US ships operating Gaza humanitarian pier beach on Israel’s shores

Editor’s note: This article has been updated to correct the approximate size of the USAV Matamoros.  

ASHDOD, Israel — Rescue operations were underway Saturday in Israel, as American and Israeli soldiers worked to release two beached U.S. army vessels that had washed ashore while working to build a floating pier outside the Gaza Strip.

U.S. Central Command (CENTCOM) said in a statement Saturday morning that “heavy sea states” caused four U.S. Army vessels to break free from their moorings. Two of the vessels were anchored by the pier in the Gaza Strip, while two other vessels beached on Israel’s shores.

The IDF is supporting the recovery efforts near the pier,” officials said in a statement. “No U.S. personnel will enter Gaza. No injuries have been reported and the pier remains fully functional. We will release additional details as they become available.”

The ships appeared to be Landing Craft Mechanized (LCM) Mark 8s, part of the watercraft unit that was helping to build and guide the pier.

A section of the pier was also beached, which could be used as a way for people to monitor the construction and movement.

The USAV Matamoros, a ship about half the size of a football field, moved offshore of the Ashdod beach, appearing to assist in the rescue operations. At one point, Israeli forces tried to use a small drone to deliver a rope out to the Matamoros, but had to abandon the effort when the rope got caught up in the surf.

The ship had left Fort Eustis, Va., in March as part of the fleet dispatched to build the floating pier.

The crash landing of the American army naval vessels on Israel’s beaches underscored the challenge to the Biden administration’s efforts to find alternate routes for humanitarian aid deliveries to the besieged ship.

The American ships landed in the southern Israel city of Ashdod, about 20 miles from Gaza’s northern border.

The strength of the sea on Saturday, with 1.6 meter swells and wind speeds between 10 and 20 knots, offered a real-life demonstration about how weather can impede what was already an extraordinarily challenge route for aid deliveries.

The ships are part of the Biden administration’s $320 million pier project to increase humanitarian aid to Palestinians in the Gaza Strip.
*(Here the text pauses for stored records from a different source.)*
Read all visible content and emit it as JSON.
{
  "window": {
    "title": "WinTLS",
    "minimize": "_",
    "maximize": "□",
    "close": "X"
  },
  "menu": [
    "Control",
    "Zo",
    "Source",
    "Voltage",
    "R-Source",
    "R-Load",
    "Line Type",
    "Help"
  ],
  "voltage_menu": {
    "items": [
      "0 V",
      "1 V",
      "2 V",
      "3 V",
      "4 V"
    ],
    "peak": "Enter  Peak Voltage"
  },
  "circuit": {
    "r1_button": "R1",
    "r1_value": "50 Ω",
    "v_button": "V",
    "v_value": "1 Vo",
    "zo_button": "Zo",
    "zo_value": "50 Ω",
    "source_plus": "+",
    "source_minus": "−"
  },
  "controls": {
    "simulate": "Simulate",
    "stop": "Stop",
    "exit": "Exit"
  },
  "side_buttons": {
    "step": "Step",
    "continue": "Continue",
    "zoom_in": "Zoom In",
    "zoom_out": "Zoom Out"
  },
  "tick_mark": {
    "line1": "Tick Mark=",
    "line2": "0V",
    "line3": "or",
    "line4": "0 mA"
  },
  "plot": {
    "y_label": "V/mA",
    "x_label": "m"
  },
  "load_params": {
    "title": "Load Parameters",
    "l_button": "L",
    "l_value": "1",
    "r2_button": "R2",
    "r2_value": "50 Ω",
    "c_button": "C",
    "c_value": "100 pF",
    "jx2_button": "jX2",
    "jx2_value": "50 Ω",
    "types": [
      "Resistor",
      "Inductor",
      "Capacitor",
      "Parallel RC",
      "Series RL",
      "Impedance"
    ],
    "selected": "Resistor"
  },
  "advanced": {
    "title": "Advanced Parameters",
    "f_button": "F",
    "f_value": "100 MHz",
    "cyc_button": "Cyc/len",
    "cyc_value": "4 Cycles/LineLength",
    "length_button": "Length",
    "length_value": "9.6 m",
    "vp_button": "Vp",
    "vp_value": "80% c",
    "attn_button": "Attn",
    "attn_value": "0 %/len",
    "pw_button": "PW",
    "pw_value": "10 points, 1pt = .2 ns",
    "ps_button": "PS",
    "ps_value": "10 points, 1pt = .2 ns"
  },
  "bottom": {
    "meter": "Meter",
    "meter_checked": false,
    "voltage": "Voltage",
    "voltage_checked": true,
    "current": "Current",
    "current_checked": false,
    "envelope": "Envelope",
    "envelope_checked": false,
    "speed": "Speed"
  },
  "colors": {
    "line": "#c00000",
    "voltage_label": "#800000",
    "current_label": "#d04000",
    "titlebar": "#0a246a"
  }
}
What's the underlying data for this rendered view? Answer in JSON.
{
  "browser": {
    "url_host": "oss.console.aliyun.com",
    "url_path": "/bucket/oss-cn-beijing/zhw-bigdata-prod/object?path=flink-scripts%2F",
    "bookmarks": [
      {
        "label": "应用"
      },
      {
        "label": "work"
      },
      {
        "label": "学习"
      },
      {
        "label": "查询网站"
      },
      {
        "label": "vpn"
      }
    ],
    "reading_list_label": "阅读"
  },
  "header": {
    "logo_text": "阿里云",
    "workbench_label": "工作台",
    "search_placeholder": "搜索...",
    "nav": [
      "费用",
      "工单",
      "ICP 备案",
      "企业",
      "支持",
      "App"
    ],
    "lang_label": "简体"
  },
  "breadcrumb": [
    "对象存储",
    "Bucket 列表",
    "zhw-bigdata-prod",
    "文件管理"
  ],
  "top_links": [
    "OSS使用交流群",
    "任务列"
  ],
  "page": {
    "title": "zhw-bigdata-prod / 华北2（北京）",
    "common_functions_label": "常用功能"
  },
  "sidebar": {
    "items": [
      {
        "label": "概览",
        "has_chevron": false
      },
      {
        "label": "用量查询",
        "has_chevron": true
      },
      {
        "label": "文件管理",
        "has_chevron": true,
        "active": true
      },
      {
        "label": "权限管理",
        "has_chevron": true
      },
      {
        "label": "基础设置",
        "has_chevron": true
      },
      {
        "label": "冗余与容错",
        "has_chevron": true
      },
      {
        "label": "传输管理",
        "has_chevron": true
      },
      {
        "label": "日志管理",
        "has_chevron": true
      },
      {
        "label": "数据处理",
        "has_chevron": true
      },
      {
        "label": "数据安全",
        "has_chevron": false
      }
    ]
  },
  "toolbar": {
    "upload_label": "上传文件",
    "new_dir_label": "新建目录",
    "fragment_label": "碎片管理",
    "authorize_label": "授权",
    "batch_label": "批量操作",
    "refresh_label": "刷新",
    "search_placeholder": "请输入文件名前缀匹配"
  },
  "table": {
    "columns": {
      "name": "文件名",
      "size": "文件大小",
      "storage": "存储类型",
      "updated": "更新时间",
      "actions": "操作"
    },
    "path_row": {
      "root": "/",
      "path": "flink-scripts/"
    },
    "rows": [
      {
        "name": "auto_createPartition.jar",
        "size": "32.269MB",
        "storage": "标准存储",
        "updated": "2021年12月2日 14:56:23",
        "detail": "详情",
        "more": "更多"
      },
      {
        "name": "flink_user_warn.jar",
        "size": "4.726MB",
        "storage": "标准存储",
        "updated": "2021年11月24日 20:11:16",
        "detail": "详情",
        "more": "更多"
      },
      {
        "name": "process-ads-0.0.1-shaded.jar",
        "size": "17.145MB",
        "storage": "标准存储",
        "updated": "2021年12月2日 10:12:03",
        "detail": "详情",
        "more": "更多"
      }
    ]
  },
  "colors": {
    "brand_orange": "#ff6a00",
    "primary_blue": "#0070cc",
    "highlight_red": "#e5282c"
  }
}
Aid began slowly flowing from the pier last week, an extraordinary effort to deliver food to Palestinians enduring a catastrophic humanitarian crisis amid nearly eight months of war following Hamas’s Oct. 7th terrorist attack against Israel.

U.S. officials acknowledged that the first few days of the pier’s operation failed to reach the scale of supplies they had hoped to deliver.

Humanitarian workers and aid groups have cited enormous challenges in providing assistance, with land crossings closed amid Israel’s military operations, lack of resources to deliver aid and manage its distribution, as well as threats to lives of aid workers operating in a theater of conflict.

The news also comes after three U.S. soldiers assigned to the pier mission were injured earlier this week, according to the Pentagon, including one whose injuries were serious enough to require a medical evacuation to Israel.